In this criminal law case, a review of the record establishes that the Parole Board, except for one notable exception referred to below, considered the relevant statutory factors in exercising its discretion to deny petitioner parole. The Parole Board may properly consider the seriousness of the underlying crime, which in this instance is murder in the second degree, and the Board is “not required to give equal weight to the statutory factors it considered in reaching its discretionary determination” Both the interview transcript and the record before the Parole Board demonstrate that the Board also considered, inter alia, the petitioner’s institutional achievements, his disciplinary record, post-release plans, his institutional adjustment and the pre-sentence report. Notably, the Parole Board discussed at length with the petitioner his drug use history. In addition, the Parole Board gave the petitioner an opportunity to highlight or discuss any matter he felt warranted the Board’s attention. Thus, the record does not substantiate the petitioner’s claim that the Board only considered the seriousness of the underlying crime in denying his application for discretionary release.
In addition, in a previous criminal law case, the Third Department expressly rejected the argument that an inmate was deprived of due process because “the Board failed to indicate areas in which petitioner fell short of qualifying for parole” That Court explained: “Executive Law § 259-i does not create an entitlement to release on parole and therefore does not create interests entitled to due process protection” Moreover, the Court is not persuaded by the “petitioner’s equal protection claim alleging that the Board treated him differently from other inmates” who have also appeared before it. “Inasmuch as the Board’s ruling in this instance bears a rational relationship to the legitimate objective of community safety and respect for the law,” that claim must be dismissed.
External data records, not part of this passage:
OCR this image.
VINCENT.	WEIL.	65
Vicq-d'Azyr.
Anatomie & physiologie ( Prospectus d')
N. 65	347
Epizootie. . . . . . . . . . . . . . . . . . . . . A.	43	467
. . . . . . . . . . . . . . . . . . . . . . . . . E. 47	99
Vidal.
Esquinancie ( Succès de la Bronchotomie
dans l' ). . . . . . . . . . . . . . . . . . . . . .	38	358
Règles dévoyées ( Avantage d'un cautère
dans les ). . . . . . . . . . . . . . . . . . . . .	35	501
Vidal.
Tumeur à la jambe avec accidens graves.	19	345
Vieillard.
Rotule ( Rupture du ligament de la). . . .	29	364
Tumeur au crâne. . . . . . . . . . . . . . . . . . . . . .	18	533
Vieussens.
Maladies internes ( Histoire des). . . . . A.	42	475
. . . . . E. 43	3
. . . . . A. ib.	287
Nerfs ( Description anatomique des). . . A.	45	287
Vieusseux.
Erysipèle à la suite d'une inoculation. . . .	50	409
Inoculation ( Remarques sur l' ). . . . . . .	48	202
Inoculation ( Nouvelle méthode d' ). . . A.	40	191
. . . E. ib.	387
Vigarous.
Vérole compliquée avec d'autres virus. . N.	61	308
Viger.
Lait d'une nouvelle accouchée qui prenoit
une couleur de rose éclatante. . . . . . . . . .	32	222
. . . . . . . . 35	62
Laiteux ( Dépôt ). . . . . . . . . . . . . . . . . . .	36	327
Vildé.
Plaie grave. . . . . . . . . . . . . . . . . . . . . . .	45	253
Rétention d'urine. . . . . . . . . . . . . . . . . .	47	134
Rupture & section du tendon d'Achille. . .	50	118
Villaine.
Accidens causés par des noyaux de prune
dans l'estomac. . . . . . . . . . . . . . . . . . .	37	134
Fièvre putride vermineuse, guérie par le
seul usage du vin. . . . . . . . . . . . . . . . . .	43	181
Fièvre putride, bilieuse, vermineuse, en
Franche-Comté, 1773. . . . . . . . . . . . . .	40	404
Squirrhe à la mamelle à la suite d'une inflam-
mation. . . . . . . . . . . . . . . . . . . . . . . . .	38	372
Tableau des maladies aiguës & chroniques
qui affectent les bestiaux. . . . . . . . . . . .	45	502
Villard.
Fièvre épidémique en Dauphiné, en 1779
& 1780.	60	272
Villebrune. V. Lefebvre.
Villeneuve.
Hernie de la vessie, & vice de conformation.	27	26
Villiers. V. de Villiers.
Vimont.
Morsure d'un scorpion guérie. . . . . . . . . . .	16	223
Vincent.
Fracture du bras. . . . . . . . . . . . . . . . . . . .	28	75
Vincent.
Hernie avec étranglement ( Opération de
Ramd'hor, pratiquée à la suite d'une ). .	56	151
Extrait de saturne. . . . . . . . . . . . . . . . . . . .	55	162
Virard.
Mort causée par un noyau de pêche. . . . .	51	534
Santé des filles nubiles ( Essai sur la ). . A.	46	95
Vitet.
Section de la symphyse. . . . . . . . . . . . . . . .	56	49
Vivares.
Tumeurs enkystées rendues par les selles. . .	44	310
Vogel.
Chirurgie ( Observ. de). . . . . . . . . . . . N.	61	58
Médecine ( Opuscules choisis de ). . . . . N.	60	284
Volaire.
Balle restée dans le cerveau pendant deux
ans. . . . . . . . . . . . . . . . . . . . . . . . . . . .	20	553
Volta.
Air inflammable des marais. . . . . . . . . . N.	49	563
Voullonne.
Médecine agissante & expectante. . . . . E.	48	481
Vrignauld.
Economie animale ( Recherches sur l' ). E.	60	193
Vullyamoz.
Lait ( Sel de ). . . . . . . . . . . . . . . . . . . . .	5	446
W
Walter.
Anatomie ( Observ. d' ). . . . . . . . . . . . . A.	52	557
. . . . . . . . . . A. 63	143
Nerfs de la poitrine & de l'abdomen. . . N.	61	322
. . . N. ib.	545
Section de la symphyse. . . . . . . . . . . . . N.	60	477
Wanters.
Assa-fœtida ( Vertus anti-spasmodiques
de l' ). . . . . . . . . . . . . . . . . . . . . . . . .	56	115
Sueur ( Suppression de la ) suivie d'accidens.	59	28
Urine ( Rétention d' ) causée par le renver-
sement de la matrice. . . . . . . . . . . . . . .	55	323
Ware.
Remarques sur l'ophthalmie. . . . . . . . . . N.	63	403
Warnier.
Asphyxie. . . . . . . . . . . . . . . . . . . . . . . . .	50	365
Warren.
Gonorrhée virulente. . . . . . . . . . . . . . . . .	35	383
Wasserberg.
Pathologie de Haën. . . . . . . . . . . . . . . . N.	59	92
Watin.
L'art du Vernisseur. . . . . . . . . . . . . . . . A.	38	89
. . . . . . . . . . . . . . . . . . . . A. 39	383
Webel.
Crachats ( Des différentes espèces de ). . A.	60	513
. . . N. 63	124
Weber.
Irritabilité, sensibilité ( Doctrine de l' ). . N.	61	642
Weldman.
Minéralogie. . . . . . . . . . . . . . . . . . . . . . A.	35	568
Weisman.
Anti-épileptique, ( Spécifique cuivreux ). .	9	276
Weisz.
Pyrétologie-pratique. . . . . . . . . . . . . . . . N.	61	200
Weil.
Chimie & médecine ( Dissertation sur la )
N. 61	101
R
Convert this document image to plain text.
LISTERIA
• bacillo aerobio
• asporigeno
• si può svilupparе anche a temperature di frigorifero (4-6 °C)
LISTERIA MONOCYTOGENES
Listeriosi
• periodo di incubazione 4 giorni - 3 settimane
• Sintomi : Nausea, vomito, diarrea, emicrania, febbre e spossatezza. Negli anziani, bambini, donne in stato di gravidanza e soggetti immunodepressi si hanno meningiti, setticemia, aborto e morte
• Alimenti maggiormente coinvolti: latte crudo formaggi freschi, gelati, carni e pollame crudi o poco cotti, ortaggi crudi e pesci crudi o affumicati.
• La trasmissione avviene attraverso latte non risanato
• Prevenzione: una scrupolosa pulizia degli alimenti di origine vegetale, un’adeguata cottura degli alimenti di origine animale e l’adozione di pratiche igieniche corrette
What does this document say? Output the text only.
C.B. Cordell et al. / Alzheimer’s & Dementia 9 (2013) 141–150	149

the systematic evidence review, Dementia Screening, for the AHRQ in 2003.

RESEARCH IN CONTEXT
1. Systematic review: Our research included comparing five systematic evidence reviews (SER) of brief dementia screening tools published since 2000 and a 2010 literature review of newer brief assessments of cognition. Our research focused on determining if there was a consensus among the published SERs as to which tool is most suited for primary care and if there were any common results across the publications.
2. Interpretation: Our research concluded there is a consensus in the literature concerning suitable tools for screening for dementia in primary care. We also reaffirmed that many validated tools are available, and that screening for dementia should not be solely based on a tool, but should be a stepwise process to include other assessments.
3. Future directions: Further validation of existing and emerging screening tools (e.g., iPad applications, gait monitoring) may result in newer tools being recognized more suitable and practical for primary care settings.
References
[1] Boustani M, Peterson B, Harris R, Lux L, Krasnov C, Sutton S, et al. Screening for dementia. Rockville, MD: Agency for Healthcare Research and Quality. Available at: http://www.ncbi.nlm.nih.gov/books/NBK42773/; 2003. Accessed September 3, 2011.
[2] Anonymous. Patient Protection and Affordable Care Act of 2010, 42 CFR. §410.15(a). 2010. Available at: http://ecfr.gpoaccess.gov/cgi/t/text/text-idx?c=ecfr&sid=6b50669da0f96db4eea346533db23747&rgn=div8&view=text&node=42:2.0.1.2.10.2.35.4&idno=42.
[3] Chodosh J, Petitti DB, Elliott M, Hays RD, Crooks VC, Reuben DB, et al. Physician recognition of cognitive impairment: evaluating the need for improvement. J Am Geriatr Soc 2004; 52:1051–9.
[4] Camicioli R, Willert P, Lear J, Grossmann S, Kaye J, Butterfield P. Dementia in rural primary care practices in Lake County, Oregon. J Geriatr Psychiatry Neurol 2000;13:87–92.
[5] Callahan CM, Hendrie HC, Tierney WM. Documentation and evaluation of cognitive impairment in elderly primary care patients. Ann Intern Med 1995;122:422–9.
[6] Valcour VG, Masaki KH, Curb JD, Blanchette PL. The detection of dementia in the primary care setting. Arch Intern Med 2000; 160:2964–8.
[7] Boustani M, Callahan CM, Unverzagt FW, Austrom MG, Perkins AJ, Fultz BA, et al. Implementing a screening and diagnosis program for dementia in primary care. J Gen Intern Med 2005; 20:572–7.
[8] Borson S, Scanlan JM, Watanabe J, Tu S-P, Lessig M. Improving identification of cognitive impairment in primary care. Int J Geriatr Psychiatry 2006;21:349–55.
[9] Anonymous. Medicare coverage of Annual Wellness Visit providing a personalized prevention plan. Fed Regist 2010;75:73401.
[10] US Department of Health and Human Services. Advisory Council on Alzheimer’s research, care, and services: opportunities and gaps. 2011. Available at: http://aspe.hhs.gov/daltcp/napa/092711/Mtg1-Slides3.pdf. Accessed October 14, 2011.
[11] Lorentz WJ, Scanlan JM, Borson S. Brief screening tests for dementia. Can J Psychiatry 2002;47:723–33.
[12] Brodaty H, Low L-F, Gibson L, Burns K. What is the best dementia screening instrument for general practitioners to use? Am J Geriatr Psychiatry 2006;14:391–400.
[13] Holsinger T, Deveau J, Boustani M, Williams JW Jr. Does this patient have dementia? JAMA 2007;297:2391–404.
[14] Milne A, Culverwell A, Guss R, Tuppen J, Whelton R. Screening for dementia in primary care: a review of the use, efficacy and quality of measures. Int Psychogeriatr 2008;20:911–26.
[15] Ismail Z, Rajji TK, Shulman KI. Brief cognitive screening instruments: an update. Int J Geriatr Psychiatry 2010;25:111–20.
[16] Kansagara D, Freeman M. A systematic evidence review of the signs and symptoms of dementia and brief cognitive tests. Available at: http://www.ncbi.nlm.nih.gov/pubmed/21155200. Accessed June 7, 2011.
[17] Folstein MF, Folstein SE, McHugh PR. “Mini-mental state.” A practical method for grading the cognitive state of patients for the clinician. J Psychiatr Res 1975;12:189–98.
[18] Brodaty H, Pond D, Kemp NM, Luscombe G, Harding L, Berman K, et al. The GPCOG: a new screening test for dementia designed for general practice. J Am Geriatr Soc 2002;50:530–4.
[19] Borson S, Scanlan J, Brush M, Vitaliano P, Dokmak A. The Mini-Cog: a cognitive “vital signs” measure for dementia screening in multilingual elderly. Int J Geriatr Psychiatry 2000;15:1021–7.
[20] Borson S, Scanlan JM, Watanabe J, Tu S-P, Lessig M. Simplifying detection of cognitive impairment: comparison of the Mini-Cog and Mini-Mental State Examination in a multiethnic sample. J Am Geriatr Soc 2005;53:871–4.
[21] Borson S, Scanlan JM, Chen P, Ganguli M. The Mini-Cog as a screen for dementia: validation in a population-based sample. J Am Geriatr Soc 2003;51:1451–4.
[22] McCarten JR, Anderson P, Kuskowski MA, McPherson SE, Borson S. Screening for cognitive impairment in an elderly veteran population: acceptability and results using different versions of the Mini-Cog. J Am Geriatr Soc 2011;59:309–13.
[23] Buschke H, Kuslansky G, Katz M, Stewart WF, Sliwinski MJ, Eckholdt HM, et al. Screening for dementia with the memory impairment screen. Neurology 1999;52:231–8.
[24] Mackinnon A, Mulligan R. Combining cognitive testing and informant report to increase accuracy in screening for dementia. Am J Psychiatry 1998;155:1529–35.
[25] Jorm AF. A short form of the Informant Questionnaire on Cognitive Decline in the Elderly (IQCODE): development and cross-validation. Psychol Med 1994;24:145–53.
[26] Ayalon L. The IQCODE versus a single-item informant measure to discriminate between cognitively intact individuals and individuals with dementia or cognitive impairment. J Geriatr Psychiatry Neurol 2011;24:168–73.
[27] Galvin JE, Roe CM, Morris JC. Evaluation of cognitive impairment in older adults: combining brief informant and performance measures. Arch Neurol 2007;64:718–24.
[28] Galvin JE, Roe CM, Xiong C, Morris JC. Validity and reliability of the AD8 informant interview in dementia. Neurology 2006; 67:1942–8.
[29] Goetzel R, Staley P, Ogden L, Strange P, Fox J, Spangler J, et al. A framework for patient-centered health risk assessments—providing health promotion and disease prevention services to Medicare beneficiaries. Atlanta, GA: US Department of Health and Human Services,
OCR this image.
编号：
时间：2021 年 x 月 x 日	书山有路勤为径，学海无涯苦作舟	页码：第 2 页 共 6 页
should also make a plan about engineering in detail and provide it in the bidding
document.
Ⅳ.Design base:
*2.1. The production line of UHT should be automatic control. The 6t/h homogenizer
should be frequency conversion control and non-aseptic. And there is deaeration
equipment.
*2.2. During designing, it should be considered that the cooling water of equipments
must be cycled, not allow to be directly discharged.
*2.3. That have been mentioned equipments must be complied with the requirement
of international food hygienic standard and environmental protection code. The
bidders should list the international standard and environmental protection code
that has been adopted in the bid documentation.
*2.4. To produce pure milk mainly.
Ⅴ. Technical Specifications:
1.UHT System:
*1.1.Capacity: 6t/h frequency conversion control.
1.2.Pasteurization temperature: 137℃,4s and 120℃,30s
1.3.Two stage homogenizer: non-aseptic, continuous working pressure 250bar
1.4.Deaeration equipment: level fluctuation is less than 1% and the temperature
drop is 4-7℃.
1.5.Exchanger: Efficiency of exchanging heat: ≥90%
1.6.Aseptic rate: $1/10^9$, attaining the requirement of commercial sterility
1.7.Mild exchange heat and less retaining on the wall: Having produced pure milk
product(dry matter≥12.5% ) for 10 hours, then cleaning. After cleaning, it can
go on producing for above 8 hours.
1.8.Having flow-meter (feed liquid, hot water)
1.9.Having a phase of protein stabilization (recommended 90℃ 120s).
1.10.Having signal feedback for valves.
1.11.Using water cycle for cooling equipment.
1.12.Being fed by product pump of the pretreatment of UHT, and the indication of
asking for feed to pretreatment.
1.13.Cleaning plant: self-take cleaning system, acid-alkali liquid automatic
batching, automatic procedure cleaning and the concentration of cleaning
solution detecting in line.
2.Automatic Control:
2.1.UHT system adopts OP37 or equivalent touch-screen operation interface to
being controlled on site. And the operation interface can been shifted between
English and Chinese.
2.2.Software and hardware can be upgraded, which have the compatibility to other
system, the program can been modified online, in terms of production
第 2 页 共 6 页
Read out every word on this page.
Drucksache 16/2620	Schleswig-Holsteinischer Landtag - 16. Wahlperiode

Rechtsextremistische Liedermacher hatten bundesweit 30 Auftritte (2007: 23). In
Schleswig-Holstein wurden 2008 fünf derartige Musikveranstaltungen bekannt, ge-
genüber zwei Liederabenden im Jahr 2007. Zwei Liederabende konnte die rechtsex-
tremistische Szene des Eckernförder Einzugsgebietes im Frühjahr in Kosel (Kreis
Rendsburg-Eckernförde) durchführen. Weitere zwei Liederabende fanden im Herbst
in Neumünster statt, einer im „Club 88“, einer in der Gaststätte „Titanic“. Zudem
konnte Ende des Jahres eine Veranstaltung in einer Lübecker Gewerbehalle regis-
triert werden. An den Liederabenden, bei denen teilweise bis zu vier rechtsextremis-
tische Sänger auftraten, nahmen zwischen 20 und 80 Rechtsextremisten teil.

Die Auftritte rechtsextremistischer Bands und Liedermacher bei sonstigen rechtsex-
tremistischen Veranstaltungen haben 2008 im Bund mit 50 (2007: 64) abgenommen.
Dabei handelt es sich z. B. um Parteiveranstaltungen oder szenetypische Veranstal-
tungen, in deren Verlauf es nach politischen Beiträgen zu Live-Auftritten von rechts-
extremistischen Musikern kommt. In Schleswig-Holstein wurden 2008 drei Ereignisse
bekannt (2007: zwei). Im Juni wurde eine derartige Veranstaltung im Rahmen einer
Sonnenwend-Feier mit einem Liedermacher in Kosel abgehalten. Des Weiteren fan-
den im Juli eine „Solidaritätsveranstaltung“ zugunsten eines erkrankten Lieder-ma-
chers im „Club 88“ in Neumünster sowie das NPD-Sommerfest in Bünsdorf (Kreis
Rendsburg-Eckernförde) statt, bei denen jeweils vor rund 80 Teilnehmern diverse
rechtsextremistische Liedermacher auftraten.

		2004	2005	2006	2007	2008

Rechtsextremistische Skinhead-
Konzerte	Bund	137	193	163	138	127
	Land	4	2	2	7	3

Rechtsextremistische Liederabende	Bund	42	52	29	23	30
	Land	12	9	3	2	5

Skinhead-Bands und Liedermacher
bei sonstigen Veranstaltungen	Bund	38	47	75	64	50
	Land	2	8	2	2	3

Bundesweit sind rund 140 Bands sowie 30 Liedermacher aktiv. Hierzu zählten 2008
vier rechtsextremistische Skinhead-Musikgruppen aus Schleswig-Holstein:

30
Turning to the failure of the Parole Board to consider the sentencing minutes, the Court is mindful of cases which have vacated parole determinations where the Parole Board failed to consider the inmate’s sentencing minutes.
In this instance, the respondent has submitted a document dated from the County Clerk and Clerk of the Supreme Court of Nassau County, in which she certifies that the minutes of petitioner’s sentencing cannot be located after a thorough search.

The Court is thus confronted with a situation where the Division of Parole has failed in its obligation, apparently over a substantial number of years, to obtain a copy of the petitioner’s sentencing minutes. What renders the situation all the more egregious is that the sentencing minutes are no longer available and cannot be obtained. In the Court’s view the determination of the Parole Board was procedurally flawed in that it did not consider the sentencing minutes; and was not informed that the sentencing minutes are no longer available. The Court finds that the matter should be remanded to the Parole Board for a de novo parole interview. The Parole Board should be advised of the foregoing. It should make a finding with regard to whether the sentencing minutes are no longer available and cannot be obtained. In the event that the Parole Board finds that the sentencing minutes are no longer available and cannot be obtained, then it should make a separate finding, if it be the case, that there is no evidence in the record which indicates that the sentencing judge made a sentencing recommendation adverse to the petitioner.

The Court has reviewed petitioner’s remaining arguments and finds them to be without merit.
Accordingly, the court granted the petition to the extent that the matter be and hereby is remanded to the Parole Board for a de novo parole interview in keeping with this decision.